A first conviction I had about God’s experience of the world in terms of aesthetic appreciation was that the unity of the divine nature implies God’s experience is not divisible into independent experiences that don’t share in what each means to God, but that God ‘integrates’ the events of the world into his experience of his own essential, God-constituting triune beauty. This is dangerous and speculative talk, but it seems to me that this is just what it means to say “God experiences the world.” It is “God” who experiences the world. And it is God who “experiences” the world. This suggests that ‘all that God is’ experiences the world given that God is not divisible into parts. All God is is all God is. But more radically (and I hope consistent with tradition), this God experiences the world.
While I’m prepared to qualify all this apophatically, I do think we need to suppose (cataphatically speaking) that God experiences Godself. God relates to Godself. God is a self-reflecting, self-contemplating consciousness (analogous to us). That much doesn’t seem controversial. But then with the Orthodox I want to agree that God is infinitely beautiful and that in contemplating himself God contemplates his own infinite beauty. Furthermore, God’s triune beauty is best conceived as unconditioned (undetermined) by the world. No evil, however great or small, can manufacture in this bliss (to use David Hart’s phrase) “a moment of negation.” Nor is God’s perception of his own beauty in any way world-dependent. I think it follows then that (as Greg Boyd once argued) God’s triune experience is an unsurpassably intense aesthetic satisfaction.
This might be thought by some to be bad news — God locked away in the bliss of his own happiness, a “cosmic stuffed shirt” as Dallas Willard described the apathetic God, or more colorfully as one conversation partner put it (pardon the crude analogy, but I think it appropriate), God would be like an “unending cosmic orgasm.” Some of these can be dismissed without reply. An infinitely happy being need not be thought of as a “cosmic stuffed shirt.” We do have analogies that help endear us to thinking of God as unimprovably and undiminishably blissful. Some of these we’ve shared in previous posts (here, here, here and here).
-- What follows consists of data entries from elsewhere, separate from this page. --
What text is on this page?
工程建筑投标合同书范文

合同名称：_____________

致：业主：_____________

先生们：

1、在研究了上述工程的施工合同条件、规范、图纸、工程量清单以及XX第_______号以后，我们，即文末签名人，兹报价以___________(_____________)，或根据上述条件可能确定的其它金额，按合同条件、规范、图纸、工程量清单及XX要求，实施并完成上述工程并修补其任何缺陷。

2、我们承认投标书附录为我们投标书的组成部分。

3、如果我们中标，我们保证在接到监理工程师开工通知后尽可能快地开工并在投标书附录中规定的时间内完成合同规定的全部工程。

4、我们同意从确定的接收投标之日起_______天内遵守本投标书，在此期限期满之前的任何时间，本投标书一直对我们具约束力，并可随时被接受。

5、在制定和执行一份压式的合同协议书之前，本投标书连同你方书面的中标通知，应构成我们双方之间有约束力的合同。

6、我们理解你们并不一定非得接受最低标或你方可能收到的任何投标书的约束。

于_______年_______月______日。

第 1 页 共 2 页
How’s such a God experience the world’s suffering? How can God ‘integrate’ the world’s sufferings into an overall aesthetic experience that we can call an appropriate response to our suffering with no diminishing of his bliss? To move in that direction, let me share a SECOND CONVICTION I’ve come to share with the Orthodox, this conviction having to do with the ‘freedom’ implicit in necessary being.
I always understood the Orthodox to believe God has no real experience of the world, that he cannot feel for or with the world. But I’m told by the Orthodox that this is not the case. God does have an appropriate aesthetic appreciation for the world, but this is not forced upon him. God is not made to feel or coerced into feeling this or that. God is essentially free and self-determining and this goes for integrating the world’s suffering into his experience. One way to express this freedom from the world while yet fully experiencing the world is to say God is always ‘intentional’. This is certainly not true of us. We can be made to feel physical pain, made to experience things independent of any intention on our part. I once thought of God’s vulnerability (a key theme of open theists) in this sense, namely, our being able to determine God, to make God suffer. I’m suspicious of such talk now, not because I think God does not experience of the world, but rather because I cannot conceive of the world getting in between the relations of Father, Son and Spirit to mar the beauty that God is essentially and necessarily. How would thinking of God as always ‘intending’ what he feels help us better understand how it is we are able to ‘mean’ something to God, something of ‘value’, something of ‘aesthetic value’? Can Auschwitz not dim the beauty of the flowers that grow within it? And what would it mean to experience this?